JAKARTA (18 Februari): Anggota Komisi V DPR RI, Syarief Abdullah Alkadrie, mendorong optimalisasi alih fungsi strategis bandara di Jawa Barat, khususnya terkait masa depan Bandara Internasional Kertajati dan Bandara Husein Sastranegara.

“Melihat memang kondisi Kertajati, saya kira sulit untuk kita optimalkan. Dengan transportasi hubungan ke Bandara Kertajati itu, saya agak pesimis untuk kita maksimalkan secara maksimal sebagai bandara komersial,” ujar Syarief dalam Rapat Kerja Komisi V DPR RI bersama Menteri Perhubungan Dudy Purwagandhi, di Kompleks Parlemen, Jakarta, Rabu (18/2/2026).

Sebagai solusi, legislator Fraksi Partai NasDem itu mengusulkan agar Kertajati dialihkan menjadi pusat industri pertahanan nasional yang terintegrasi.

“Kenapa itu tidak digunakan saja sebagai pusat pertahanan industri nasional? Sehingga mungkin di situ bisa dipusatkan semua. Bandara Husein itu bisa dijadikan bandara angkatan udara, direlokasi ke sana, sehingga semuanya terpusat menjadi pusat industri pertahanan nasional,” tegasnya.
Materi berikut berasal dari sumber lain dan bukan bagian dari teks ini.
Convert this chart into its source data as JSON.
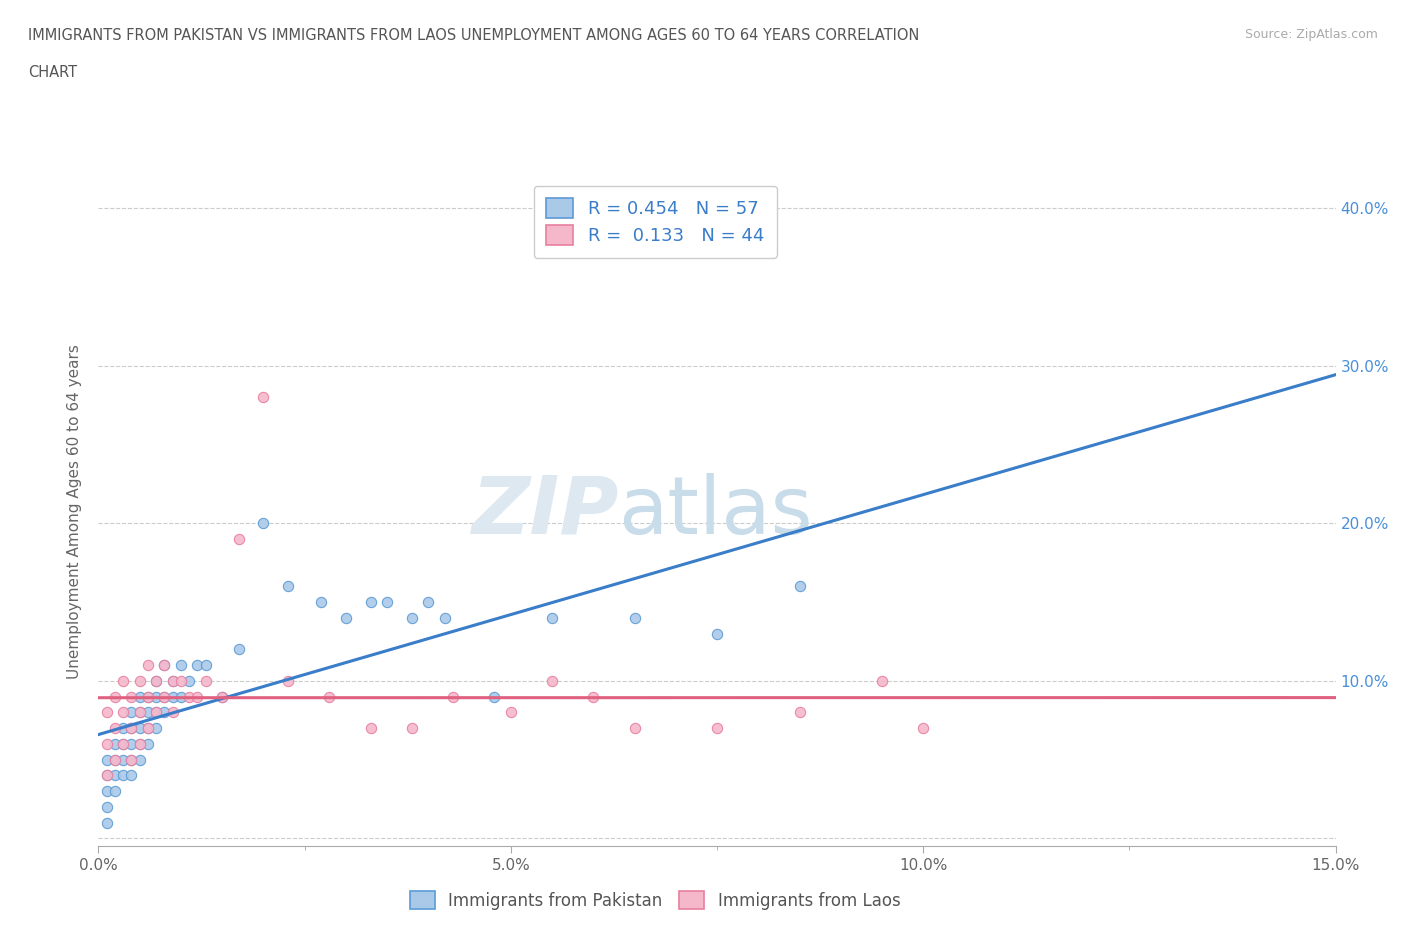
{
  "title_line1": "IMMIGRANTS FROM PAKISTAN VS IMMIGRANTS FROM LAOS UNEMPLOYMENT AMONG AGES 60 TO 64 YEARS CORRELATION",
  "title_line2": "CHART",
  "source": "Source: ZipAtlas.com",
  "ylabel": "Unemployment Among Ages 60 to 64 years",
  "xlim": [
    0.0,
    0.15
  ],
  "ylim": [
    -0.005,
    0.42
  ],
  "x_ticks": [
    0.0,
    0.05,
    0.1,
    0.15
  ],
  "x_tick_labels": [
    "0.0%",
    "5.0%",
    "10.0%",
    "15.0%"
  ],
  "y_ticks": [
    0.0,
    0.1,
    0.2,
    0.3,
    0.4
  ],
  "y_tick_labels": [
    "",
    "10.0%",
    "20.0%",
    "30.0%",
    "40.0%"
  ],
  "pakistan_color": "#aac9e8",
  "laos_color": "#f5b8cb",
  "pakistan_edge_color": "#5b9bd5",
  "laos_edge_color": "#e87fa0",
  "pakistan_line_color": "#3a7dc9",
  "laos_line_color": "#e06080",
  "R_pakistan": 0.454,
  "N_pakistan": 57,
  "R_laos": 0.133,
  "N_laos": 44,
  "watermark_zip": "ZIP",
  "watermark_atlas": "atlas",
  "legend_label_pakistan": "Immigrants from Pakistan",
  "legend_label_laos": "Immigrants from Laos",
  "pakistan_x": [
    0.001,
    0.001,
    0.001,
    0.001,
    0.001,
    0.002,
    0.002,
    0.002,
    0.002,
    0.003,
    0.003,
    0.003,
    0.003,
    0.004,
    0.004,
    0.004,
    0.004,
    0.004,
    0.005,
    0.005,
    0.005,
    0.005,
    0.005,
    0.006,
    0.006,
    0.006,
    0.006,
    0.007,
    0.007,
    0.007,
    0.007,
    0.008,
    0.008,
    0.008,
    0.009,
    0.009,
    0.01,
    0.01,
    0.011,
    0.012,
    0.013,
    0.015,
    0.017,
    0.02,
    0.023,
    0.027,
    0.03,
    0.033,
    0.035,
    0.038,
    0.04,
    0.042,
    0.048,
    0.055,
    0.065,
    0.075,
    0.085
  ],
  "pakistan_y": [
    0.04,
    0.02,
    0.03,
    0.05,
    0.01,
    0.04,
    0.06,
    0.03,
    0.05,
    0.05,
    0.07,
    0.04,
    0.06,
    0.05,
    0.07,
    0.06,
    0.08,
    0.04,
    0.06,
    0.08,
    0.07,
    0.05,
    0.09,
    0.07,
    0.08,
    0.06,
    0.09,
    0.08,
    0.09,
    0.07,
    0.1,
    0.08,
    0.09,
    0.11,
    0.09,
    0.1,
    0.09,
    0.11,
    0.1,
    0.11,
    0.11,
    0.09,
    0.12,
    0.2,
    0.16,
    0.15,
    0.14,
    0.15,
    0.15,
    0.14,
    0.15,
    0.14,
    0.09,
    0.14,
    0.14,
    0.13,
    0.16
  ],
  "laos_x": [
    0.001,
    0.001,
    0.001,
    0.002,
    0.002,
    0.002,
    0.003,
    0.003,
    0.003,
    0.004,
    0.004,
    0.004,
    0.005,
    0.005,
    0.005,
    0.006,
    0.006,
    0.006,
    0.007,
    0.007,
    0.008,
    0.008,
    0.009,
    0.009,
    0.01,
    0.011,
    0.012,
    0.013,
    0.015,
    0.017,
    0.02,
    0.023,
    0.028,
    0.033,
    0.038,
    0.043,
    0.05,
    0.055,
    0.06,
    0.065,
    0.075,
    0.085,
    0.095,
    0.1
  ],
  "laos_y": [
    0.04,
    0.06,
    0.08,
    0.05,
    0.07,
    0.09,
    0.06,
    0.08,
    0.1,
    0.07,
    0.09,
    0.05,
    0.08,
    0.1,
    0.06,
    0.09,
    0.11,
    0.07,
    0.1,
    0.08,
    0.09,
    0.11,
    0.1,
    0.08,
    0.1,
    0.09,
    0.09,
    0.1,
    0.09,
    0.19,
    0.28,
    0.1,
    0.09,
    0.07,
    0.07,
    0.09,
    0.08,
    0.1,
    0.09,
    0.07,
    0.07,
    0.08,
    0.1,
    0.07
  ]
}
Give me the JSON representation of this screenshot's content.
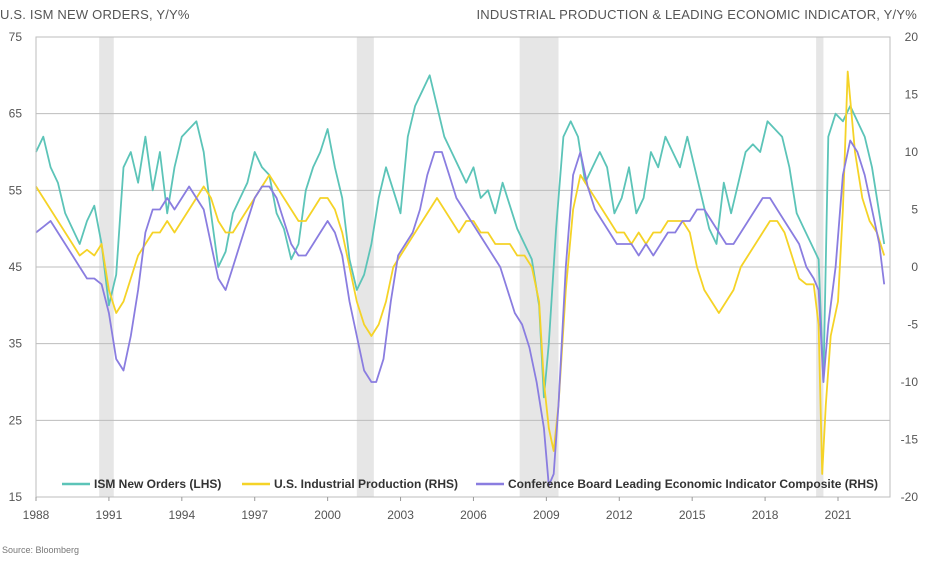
{
  "chart_data": {
    "type": "line",
    "title_left": "U.S. ISM NEW ORDERS, Y/Y%",
    "title_right": "INDUSTRIAL PRODUCTION & LEADING ECONOMIC INDICATOR, Y/Y%",
    "source": "Source: Bloomberg",
    "x_range": [
      1988,
      2023.2
    ],
    "x_ticks": [
      "1988",
      "1991",
      "1994",
      "1997",
      "2000",
      "2003",
      "2006",
      "2009",
      "2012",
      "2015",
      "2018",
      "2021"
    ],
    "x_tick_values": [
      1988,
      1991,
      1994,
      1997,
      2000,
      2003,
      2006,
      2009,
      2012,
      2015,
      2018,
      2021
    ],
    "y_left": {
      "range": [
        15,
        75
      ],
      "ticks": [
        "15",
        "25",
        "35",
        "45",
        "55",
        "65",
        "75"
      ],
      "tick_values": [
        15,
        25,
        35,
        45,
        55,
        65,
        75
      ]
    },
    "y_right": {
      "range": [
        -20,
        20
      ],
      "ticks": [
        "-20",
        "-15",
        "-10",
        "-5",
        "0",
        "5",
        "10",
        "15",
        "20"
      ],
      "tick_values": [
        -20,
        -15,
        -10,
        -5,
        0,
        5,
        10,
        15,
        20
      ]
    },
    "grid": true,
    "legend_placement": "bottom",
    "recessions": [
      [
        1990.6,
        1991.2
      ],
      [
        2001.2,
        2001.9
      ],
      [
        2007.9,
        2009.5
      ],
      [
        2020.1,
        2020.4
      ]
    ],
    "colors": {
      "ism": "#5cc4b8",
      "ip": "#f5d327",
      "lei": "#8a7de0",
      "recession": "#e6e6e6",
      "grid": "#bdbdbd"
    },
    "series": [
      {
        "name": "ISM New Orders (LHS)",
        "axis": "left",
        "color_key": "ism",
        "x": [
          1988,
          1988.3,
          1988.6,
          1988.9,
          1989.2,
          1989.5,
          1989.8,
          1990.1,
          1990.4,
          1990.7,
          1991.0,
          1991.3,
          1991.6,
          1991.9,
          1992.2,
          1992.5,
          1992.8,
          1993.1,
          1993.4,
          1993.7,
          1994.0,
          1994.3,
          1994.6,
          1994.9,
          1995.2,
          1995.5,
          1995.8,
          1996.1,
          1996.4,
          1996.7,
          1997.0,
          1997.3,
          1997.6,
          1997.9,
          1998.2,
          1998.5,
          1998.8,
          1999.1,
          1999.4,
          1999.7,
          2000.0,
          2000.3,
          2000.6,
          2000.9,
          2001.2,
          2001.5,
          2001.8,
          2002.1,
          2002.4,
          2002.7,
          2003.0,
          2003.3,
          2003.6,
          2003.9,
          2004.2,
          2004.5,
          2004.8,
          2005.1,
          2005.4,
          2005.7,
          2006.0,
          2006.3,
          2006.6,
          2006.9,
          2007.2,
          2007.5,
          2007.8,
          2008.1,
          2008.4,
          2008.7,
          2008.9,
          2009.1,
          2009.4,
          2009.7,
          2010.0,
          2010.3,
          2010.6,
          2010.9,
          2011.2,
          2011.5,
          2011.8,
          2012.1,
          2012.4,
          2012.7,
          2013.0,
          2013.3,
          2013.6,
          2013.9,
          2014.2,
          2014.5,
          2014.8,
          2015.1,
          2015.4,
          2015.7,
          2016.0,
          2016.3,
          2016.6,
          2016.9,
          2017.2,
          2017.5,
          2017.8,
          2018.1,
          2018.4,
          2018.7,
          2019.0,
          2019.3,
          2019.6,
          2019.9,
          2020.2,
          2020.4,
          2020.6,
          2020.9,
          2021.2,
          2021.5,
          2021.8,
          2022.1,
          2022.4,
          2022.7,
          2022.9
        ],
        "values": [
          60,
          62,
          58,
          56,
          52,
          50,
          48,
          51,
          53,
          48,
          40,
          44,
          58,
          60,
          56,
          62,
          55,
          60,
          52,
          58,
          62,
          63,
          64,
          60,
          52,
          45,
          47,
          52,
          54,
          56,
          60,
          58,
          57,
          52,
          50,
          46,
          48,
          55,
          58,
          60,
          63,
          58,
          54,
          46,
          42,
          44,
          48,
          54,
          58,
          55,
          52,
          62,
          66,
          68,
          70,
          66,
          62,
          60,
          58,
          56,
          58,
          54,
          55,
          52,
          56,
          53,
          50,
          48,
          46,
          40,
          28,
          35,
          50,
          62,
          64,
          62,
          56,
          58,
          60,
          58,
          52,
          54,
          58,
          52,
          54,
          60,
          58,
          62,
          60,
          58,
          62,
          58,
          54,
          50,
          48,
          56,
          52,
          56,
          60,
          61,
          60,
          64,
          63,
          62,
          58,
          52,
          50,
          48,
          46,
          30,
          62,
          65,
          64,
          66,
          64,
          62,
          58,
          52,
          48
        ]
      },
      {
        "name": "U.S. Industrial Production (RHS)",
        "axis": "right",
        "color_key": "ip",
        "x": [
          1988,
          1988.3,
          1988.6,
          1988.9,
          1989.2,
          1989.5,
          1989.8,
          1990.1,
          1990.4,
          1990.7,
          1991.0,
          1991.3,
          1991.6,
          1991.9,
          1992.2,
          1992.5,
          1992.8,
          1993.1,
          1993.4,
          1993.7,
          1994.0,
          1994.3,
          1994.6,
          1994.9,
          1995.2,
          1995.5,
          1995.8,
          1996.1,
          1996.4,
          1996.7,
          1997.0,
          1997.3,
          1997.6,
          1997.9,
          1998.2,
          1998.5,
          1998.8,
          1999.1,
          1999.4,
          1999.7,
          2000.0,
          2000.3,
          2000.6,
          2000.9,
          2001.2,
          2001.5,
          2001.8,
          2002.1,
          2002.4,
          2002.7,
          2003.0,
          2003.3,
          2003.6,
          2003.9,
          2004.2,
          2004.5,
          2004.8,
          2005.1,
          2005.4,
          2005.7,
          2006.0,
          2006.3,
          2006.6,
          2006.9,
          2007.2,
          2007.5,
          2007.8,
          2008.1,
          2008.4,
          2008.7,
          2008.9,
          2009.1,
          2009.3,
          2009.5,
          2009.8,
          2010.1,
          2010.4,
          2010.7,
          2011.0,
          2011.3,
          2011.6,
          2011.9,
          2012.2,
          2012.5,
          2012.8,
          2013.1,
          2013.4,
          2013.7,
          2014.0,
          2014.3,
          2014.6,
          2014.9,
          2015.2,
          2015.5,
          2015.8,
          2016.1,
          2016.4,
          2016.7,
          2017.0,
          2017.3,
          2017.6,
          2017.9,
          2018.2,
          2018.5,
          2018.8,
          2019.1,
          2019.4,
          2019.7,
          2020.0,
          2020.2,
          2020.35,
          2020.5,
          2020.7,
          2021.0,
          2021.2,
          2021.4,
          2021.7,
          2022.0,
          2022.3,
          2022.6,
          2022.9
        ],
        "values": [
          7,
          6,
          5,
          4,
          3,
          2,
          1,
          1.5,
          1,
          2,
          -2,
          -4,
          -3,
          -1,
          1,
          2,
          3,
          3,
          4,
          3,
          4,
          5,
          6,
          7,
          6,
          4,
          3,
          3,
          4,
          5,
          6,
          7,
          8,
          7,
          6,
          5,
          4,
          4,
          5,
          6,
          6,
          5,
          3,
          0,
          -3,
          -5,
          -6,
          -5,
          -3,
          0,
          1,
          2,
          3,
          4,
          5,
          6,
          5,
          4,
          3,
          4,
          4,
          3,
          3,
          2,
          2,
          2,
          1,
          1,
          0,
          -3,
          -10,
          -14,
          -16,
          -12,
          -2,
          5,
          8,
          7,
          6,
          5,
          4,
          3,
          3,
          2,
          3,
          2,
          3,
          3,
          4,
          4,
          4,
          3,
          0,
          -2,
          -3,
          -4,
          -3,
          -2,
          0,
          1,
          2,
          3,
          4,
          4,
          3,
          1,
          -1,
          -1.5,
          -1.5,
          -5,
          -18,
          -12,
          -6,
          -3,
          5,
          17,
          10,
          6,
          4,
          3,
          1
        ]
      },
      {
        "name": "Conference Board Leading Economic Indicator Composite (RHS)",
        "axis": "right",
        "color_key": "lei",
        "x": [
          1988,
          1988.3,
          1988.6,
          1988.9,
          1989.2,
          1989.5,
          1989.8,
          1990.1,
          1990.4,
          1990.7,
          1991.0,
          1991.3,
          1991.6,
          1991.9,
          1992.2,
          1992.5,
          1992.8,
          1993.1,
          1993.4,
          1993.7,
          1994.0,
          1994.3,
          1994.6,
          1994.9,
          1995.2,
          1995.5,
          1995.8,
          1996.1,
          1996.4,
          1996.7,
          1997.0,
          1997.3,
          1997.6,
          1997.9,
          1998.2,
          1998.5,
          1998.8,
          1999.1,
          1999.4,
          1999.7,
          2000.0,
          2000.3,
          2000.6,
          2000.9,
          2001.2,
          2001.5,
          2001.8,
          2002.0,
          2002.3,
          2002.6,
          2002.9,
          2003.2,
          2003.5,
          2003.8,
          2004.1,
          2004.4,
          2004.7,
          2005.0,
          2005.3,
          2005.6,
          2005.9,
          2006.2,
          2006.5,
          2006.8,
          2007.1,
          2007.4,
          2007.7,
          2008.0,
          2008.3,
          2008.6,
          2008.9,
          2009.1,
          2009.3,
          2009.5,
          2009.8,
          2010.1,
          2010.4,
          2010.7,
          2011.0,
          2011.3,
          2011.6,
          2011.9,
          2012.2,
          2012.5,
          2012.8,
          2013.1,
          2013.4,
          2013.7,
          2014.0,
          2014.3,
          2014.6,
          2014.9,
          2015.2,
          2015.5,
          2015.8,
          2016.1,
          2016.4,
          2016.7,
          2017.0,
          2017.3,
          2017.6,
          2017.9,
          2018.2,
          2018.5,
          2018.8,
          2019.1,
          2019.4,
          2019.7,
          2020.0,
          2020.2,
          2020.4,
          2020.6,
          2020.9,
          2021.2,
          2021.5,
          2021.8,
          2022.1,
          2022.4,
          2022.7,
          2022.9
        ],
        "values": [
          3,
          3.5,
          4,
          3,
          2,
          1,
          0,
          -1,
          -1,
          -1.5,
          -4,
          -8,
          -9,
          -6,
          -2,
          3,
          5,
          5,
          6,
          5,
          6,
          7,
          6,
          5,
          2,
          -1,
          -2,
          0,
          2,
          4,
          6,
          7,
          7,
          6,
          4,
          2,
          1,
          1,
          2,
          3,
          4,
          3,
          1,
          -3,
          -6,
          -9,
          -10,
          -10,
          -8,
          -3,
          1,
          2,
          3,
          5,
          8,
          10,
          10,
          8,
          6,
          5,
          4,
          3,
          2,
          1,
          0,
          -2,
          -4,
          -5,
          -7,
          -10,
          -14,
          -19,
          -18,
          -12,
          0,
          8,
          10,
          7,
          5,
          4,
          3,
          2,
          2,
          2,
          1,
          2,
          1,
          2,
          3,
          3,
          4,
          4,
          5,
          5,
          4,
          3,
          2,
          2,
          3,
          4,
          5,
          6,
          6,
          5,
          4,
          3,
          2,
          0,
          -1,
          -2,
          -10,
          -5,
          0,
          8,
          11,
          10,
          8,
          5,
          2,
          -1.5
        ]
      }
    ]
  }
}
Ia mengungkapkan, beberapa waktu lalu dirinya mendampingi pimpinan DPR dalam kunjungan kerja ke Bandara Husein di Bandung. Dari hasil peninjauan tersebut, ia melihat adanya dinamika positif sejak kembali dibukanya aktivitas penerbangan di bandara tersebut.

“Sejak dibukanya Bandara Husein sekarang di Bandung itu sudah lumayan, sudah ada beberapa maskapai yang membuka di sana. Dulu dari Kuala Lumpur dan lain-lain juga membuka penerbangan di sana,” katanya.

Menurut Syarief, penguatan peran Bandara Husein sebagai bandara komersial akan mempercepat pertumbuhan ekonomi Bandung dan Jawa Barat, sementara Kertajati dapat difokuskan pada fungsi strategis nasional.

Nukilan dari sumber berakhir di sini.